The Difficult Case of Persuading Women: Experimental Evidence from Childcare

When exposed to information about the positive effects of formal childcare, women with more education were more likely to stay in the labor force and use daycare, while women with less education actually decreased their willingness to stay in the labor force.

Introduction

In many European countries there remain significant gender gaps in the labor market, with far fewer women participating in the workforce than men. Throughout Europe, 62% of women work, whereas 75% of men do. In Italy, that gap is even more pronounced: 51% of women work compared to 72% of men. Cultural beliefs about the role of women as better care providers for children could partially explain this gap. In this paper researchers conducted a randomized controlled trial to test the effects of providing information to women of reproductive age without children about the benefits of outside childcare. In the experiment, women were either shown a video or sent a text message with information about the positive effects of childcare on children’s outcomes. A third group of women remained as a comparison group. Researchers evaluated the effects of information in terms of self-reported labor supply intentions and intended use of outside daycare.

Findings

Most women who watched the video or received the text messages understood the messages and thought they were credible. However, there were different responses between non-mothers of different educations levels:

  • On the whole, non-mothers in the text group increased their intended future use of daycare by 15 percentage points, from 44% to 59%. Participants in this group also reported a higher willingness to pay for these services and a 4 percentage point lower desire to have grandparents provide childcare for their children.
  • On the whole, non-mothers in the video treatment group did not change their intended future use of daycare. However, women in the video treatment group reported wanting to work two fewer hours per week, from 19 to 17 hours of the control group. There was no effect seen in the text group.
  • Specifically, non-mothers with higher education increased their intention to use day care from 50% to 72% in the text treatment and from 50% to 61% in the video treatment. Highly educated non-mothers increased their willingness to pay for childcare by 50 Euros.
  • Non-mothers with less education showed no increase in their intention to use daycare after receiving texts or watching the video. In fact, their reported willingness to work decreased from 88% to 76%.

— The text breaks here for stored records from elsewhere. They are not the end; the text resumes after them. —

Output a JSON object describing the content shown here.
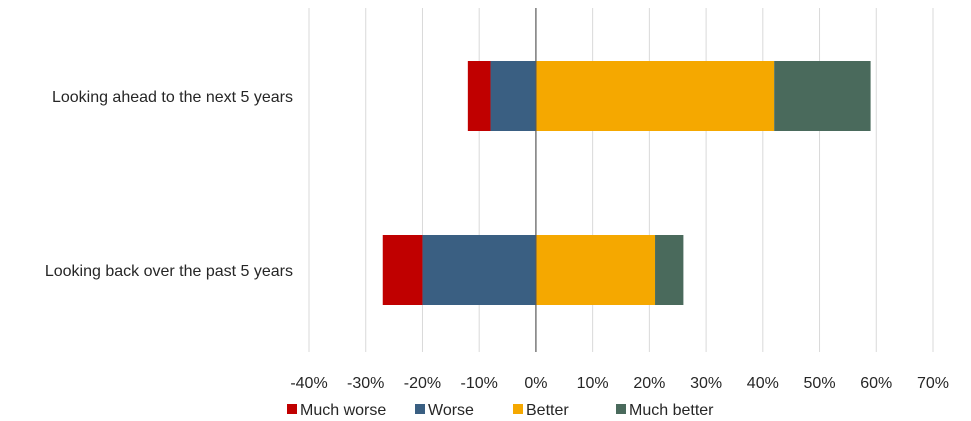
{
  "chart_data": {
    "type": "bar",
    "orientation": "horizontal",
    "stacked": "diverging",
    "categories": [
      "Looking ahead to the next 5 years",
      "Looking back over the past 5 years"
    ],
    "series": [
      {
        "name": "Much worse",
        "values": [
          -4,
          -7
        ],
        "color": "#c00000"
      },
      {
        "name": "Worse",
        "values": [
          -8,
          -20
        ],
        "color": "#3a5f82"
      },
      {
        "name": "Better",
        "values": [
          42,
          21
        ],
        "color": "#f5a800"
      },
      {
        "name": "Much better",
        "values": [
          17,
          5
        ],
        "color": "#4a6a5c"
      }
    ],
    "xlim": [
      -40,
      70
    ],
    "x_ticks": [
      "-40%",
      "-30%",
      "-20%",
      "-10%",
      "0%",
      "10%",
      "20%",
      "30%",
      "40%",
      "50%",
      "60%",
      "70%"
    ],
    "grid": true,
    "legend_position": "bottom"
  }
}
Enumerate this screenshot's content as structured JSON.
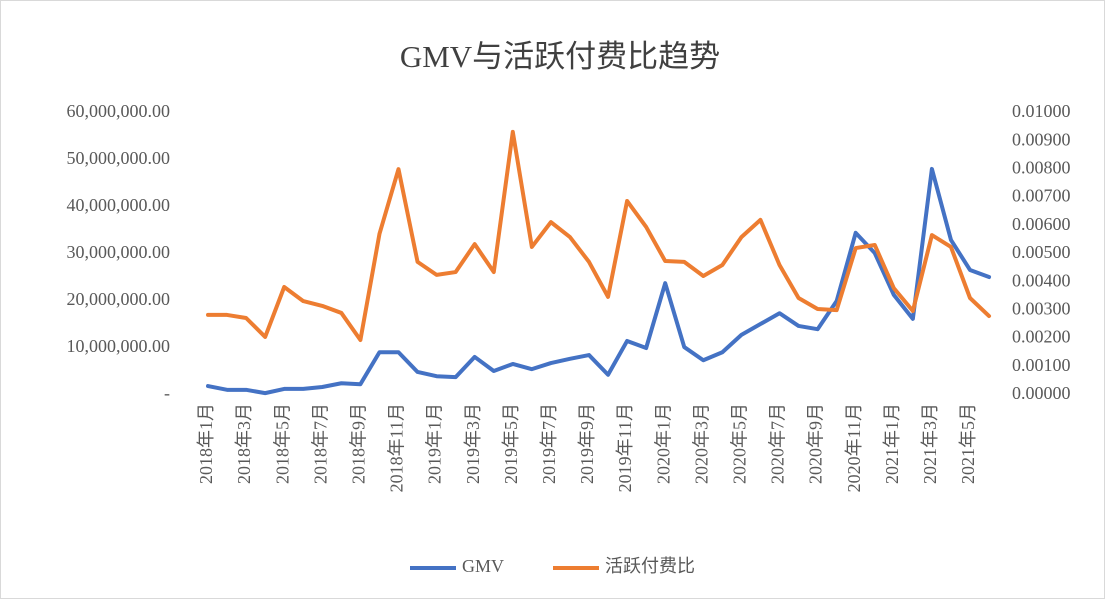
{
  "chart_data": {
    "type": "line",
    "title": "GMV与活跃付费比趋势",
    "categories": [
      "2018年1月",
      null,
      "2018年3月",
      null,
      "2018年5月",
      null,
      "2018年7月",
      null,
      "2018年9月",
      null,
      "2018年11月",
      null,
      "2019年1月",
      null,
      "2019年3月",
      null,
      "2019年5月",
      null,
      "2019年7月",
      null,
      "2019年9月",
      null,
      "2019年11月",
      null,
      "2020年1月",
      null,
      "2020年3月",
      null,
      "2020年5月",
      null,
      "2020年7月",
      null,
      "2020年9月",
      null,
      "2020年11月",
      null,
      "2021年1月",
      null,
      "2021年3月",
      null,
      "2021年5月",
      null
    ],
    "series": [
      {
        "name": "GMV",
        "color": "#4472c4",
        "values": [
          1900000,
          1100000,
          1100000,
          400000,
          1300000,
          1300000,
          1700000,
          2500000,
          2300000,
          9100000,
          9100000,
          4900000,
          4000000,
          3800000,
          8100000,
          5100000,
          6600000,
          5500000,
          6800000,
          7700000,
          8500000,
          4300000,
          11500000,
          10000000,
          23800000,
          10200000,
          7400000,
          9100000,
          12800000,
          15100000,
          17400000,
          14700000,
          14000000,
          20000000,
          34500000,
          30200000,
          21300000,
          16200000,
          48100000,
          33000000,
          26600000,
          25100000
        ]
      },
      {
        "name": "活跃付费比",
        "color": "#ed7d31",
        "axis": "y2",
        "values": [
          0.00284,
          0.00284,
          0.00273,
          0.00206,
          0.00383,
          0.00333,
          0.00316,
          0.00291,
          0.00195,
          0.00571,
          0.00801,
          0.00472,
          0.00426,
          0.00436,
          0.00535,
          0.00436,
          0.00933,
          0.00525,
          0.00613,
          0.0056,
          0.00472,
          0.00348,
          0.00688,
          0.00596,
          0.00475,
          0.00472,
          0.00422,
          0.00461,
          0.0056,
          0.00621,
          0.00461,
          0.00344,
          0.00305,
          0.00301,
          0.00521,
          0.00532,
          0.00379,
          0.00298,
          0.00567,
          0.00525,
          0.00344,
          0.0028
        ]
      }
    ],
    "ylim": [
      0,
      60000000
    ],
    "yticks": [
      {
        "value": 0,
        "label": "-"
      },
      {
        "value": 10000000,
        "label": "10,000,000.00"
      },
      {
        "value": 20000000,
        "label": "20,000,000.00"
      },
      {
        "value": 30000000,
        "label": "30,000,000.00"
      },
      {
        "value": 40000000,
        "label": "40,000,000.00"
      },
      {
        "value": 50000000,
        "label": "50,000,000.00"
      },
      {
        "value": 60000000,
        "label": "60,000,000.00"
      }
    ],
    "y2lim": [
      0,
      0.01
    ],
    "y2ticks": [
      {
        "value": 0,
        "label": "0.00000"
      },
      {
        "value": 0.001,
        "label": "0.00100"
      },
      {
        "value": 0.002,
        "label": "0.00200"
      },
      {
        "value": 0.003,
        "label": "0.00300"
      },
      {
        "value": 0.004,
        "label": "0.00400"
      },
      {
        "value": 0.005,
        "label": "0.00500"
      },
      {
        "value": 0.006,
        "label": "0.00600"
      },
      {
        "value": 0.007,
        "label": "0.00700"
      },
      {
        "value": 0.008,
        "label": "0.00800"
      },
      {
        "value": 0.009,
        "label": "0.00900"
      },
      {
        "value": 0.01,
        "label": "0.01000"
      }
    ],
    "legend": "bottom"
  }
}
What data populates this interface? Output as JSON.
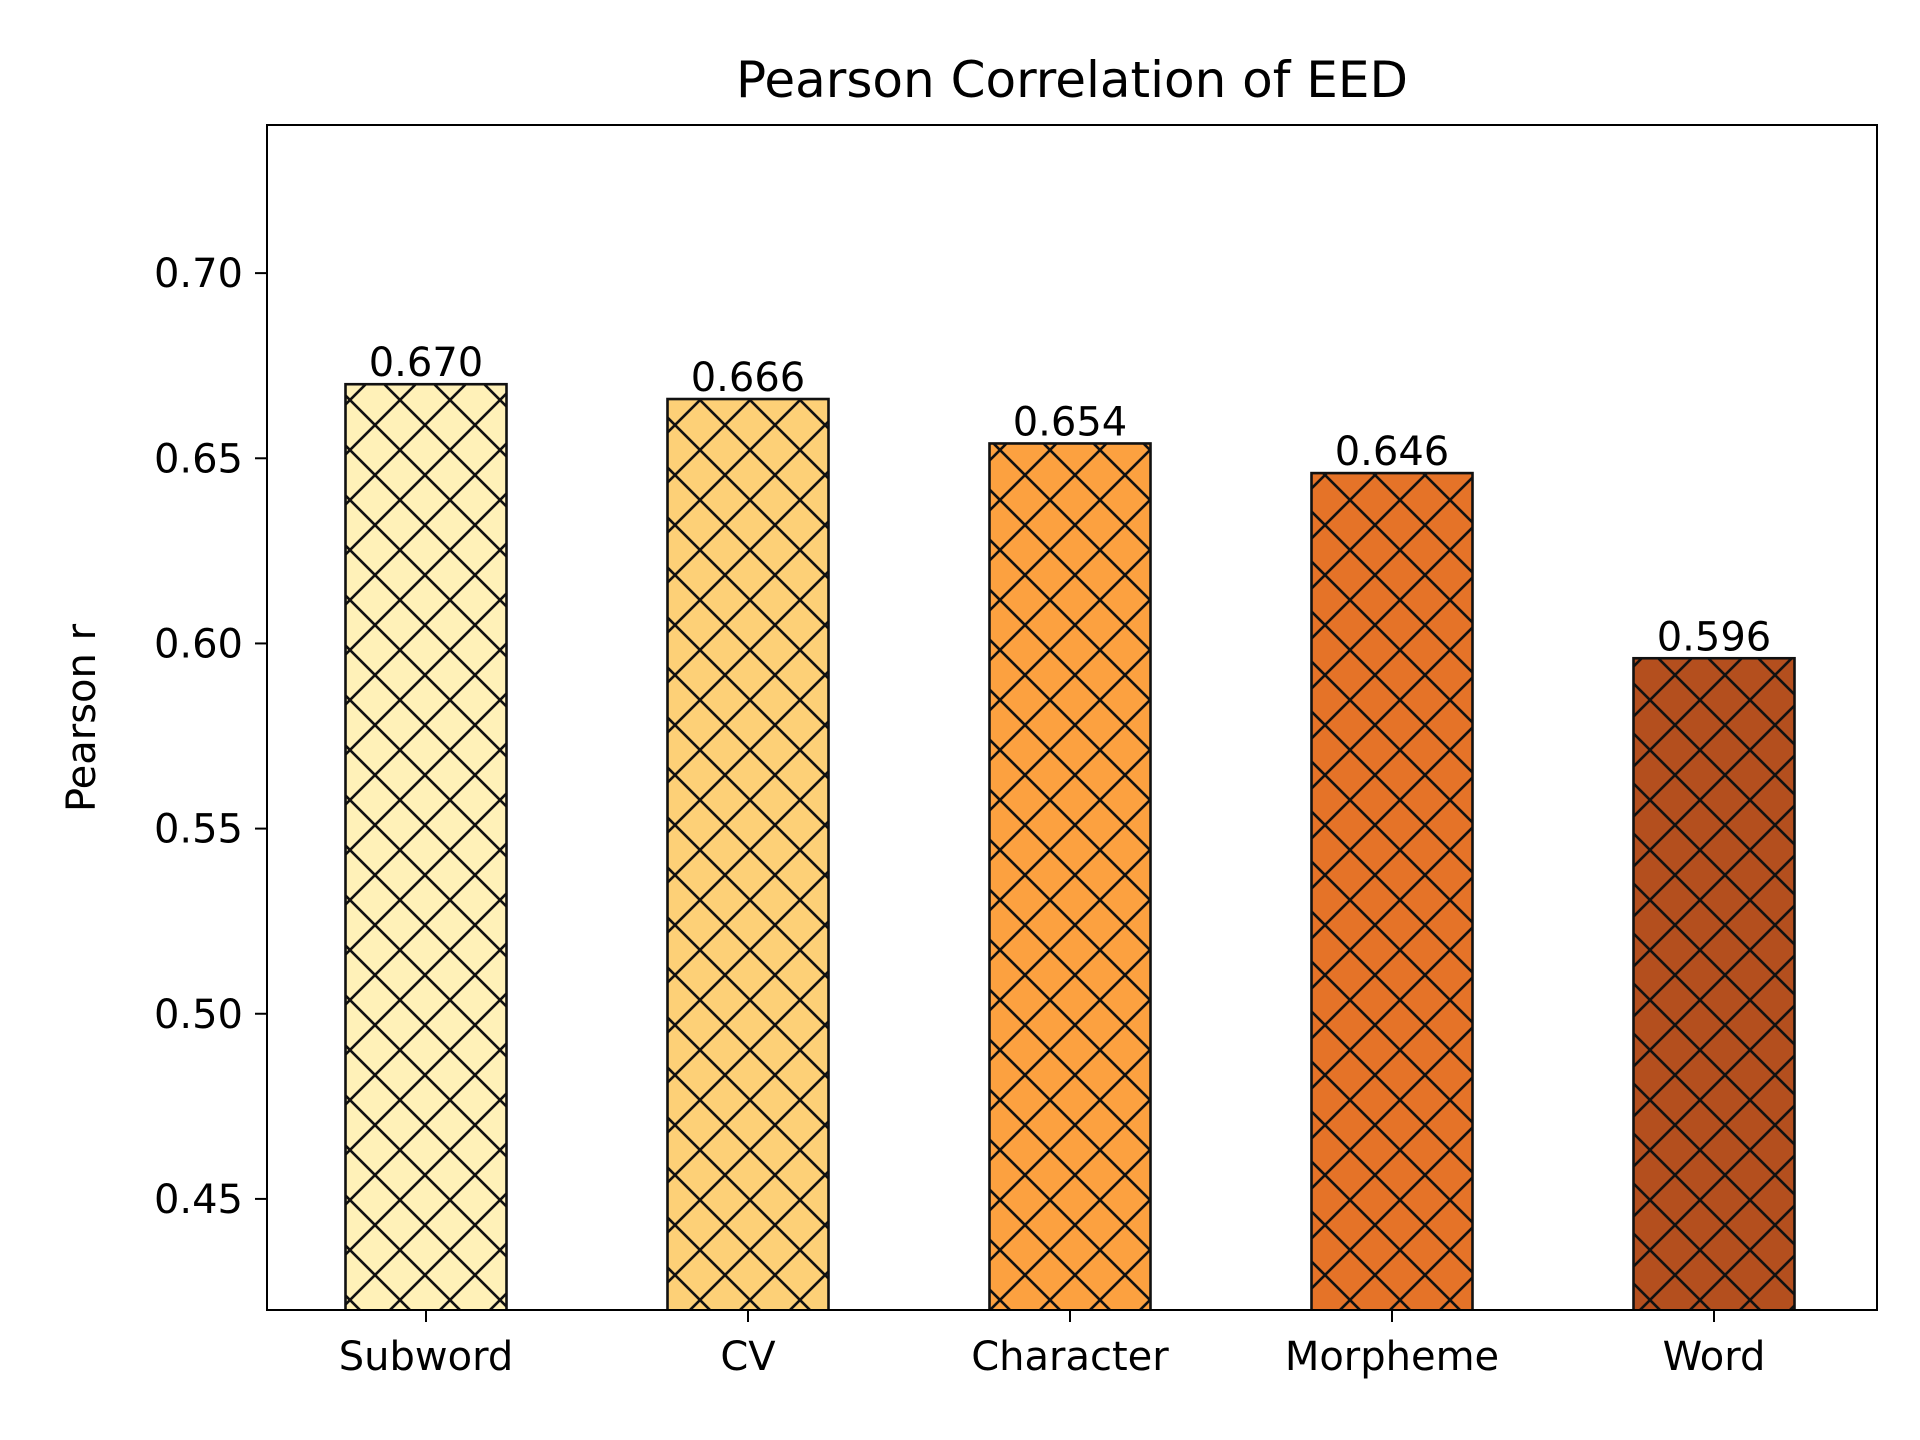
{
  "chart_data": {
    "type": "bar",
    "title": "Pearson Correlation of EED",
    "xlabel": "",
    "ylabel": "Pearson r",
    "categories": [
      "Subword",
      "CV",
      "Character",
      "Morpheme",
      "Word"
    ],
    "values": [
      0.67,
      0.666,
      0.654,
      0.646,
      0.596
    ],
    "value_labels": [
      "0.670",
      "0.666",
      "0.654",
      "0.646",
      "0.596"
    ],
    "colors": [
      "#fff1b8",
      "#fdd077",
      "#fca140",
      "#e57328",
      "#b44f1e"
    ],
    "hatch": "crosshatch-diagonal",
    "ylim": [
      0.42,
      0.74
    ],
    "yticks": [
      0.45,
      0.5,
      0.55,
      0.6,
      0.65,
      0.7
    ],
    "ytick_labels": [
      "0.45",
      "0.50",
      "0.55",
      "0.60",
      "0.65",
      "0.70"
    ],
    "grid": false,
    "legend": "none"
  }
}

There were no changes in reported desire to work for highly educated women who received the treatment. However, they reported a higher willingness to use formal childcare and to pay more for it. Women with lower education levels decreased their intention to work with no effect on day care or willingness to pay for it.

Methodology

Researchers randomly allocated 1,503 Italian women between the ages of 20 and 40 years into three groups: recipients of a text with information touting the benefits of day care outside the home; recipients of a one-minute long video with the same information but also showing images of children in a day-care; and a control group which received no messages about the benefits of formal child care.  Prior to the experiment, women were administered an online survey to obtain baseline characteristics including demographics and fertility. Women were then randomly assigned to the two treatment groups or the control group, and those in the treatment groups received messages summarizing previous research about the benefits of day care attendance on children’s outcomes.

Once the women in treatment groups received these messages, everyone took another online survey asking them about their reactions to the information.  A final step of the survey entailed asking women about their intentions to join the labor force, as well as their intended use or non-use of day care. Only women who had not yet had children were asked the latter question, as women who already had children would have had to make the decision whether or not to use day care already.  Researchers checked the survey’s external validity by comparing the sample’s demographics to that of a national survey on Italians and household characteristics.  Regression analysis was used to evaluate outcomes.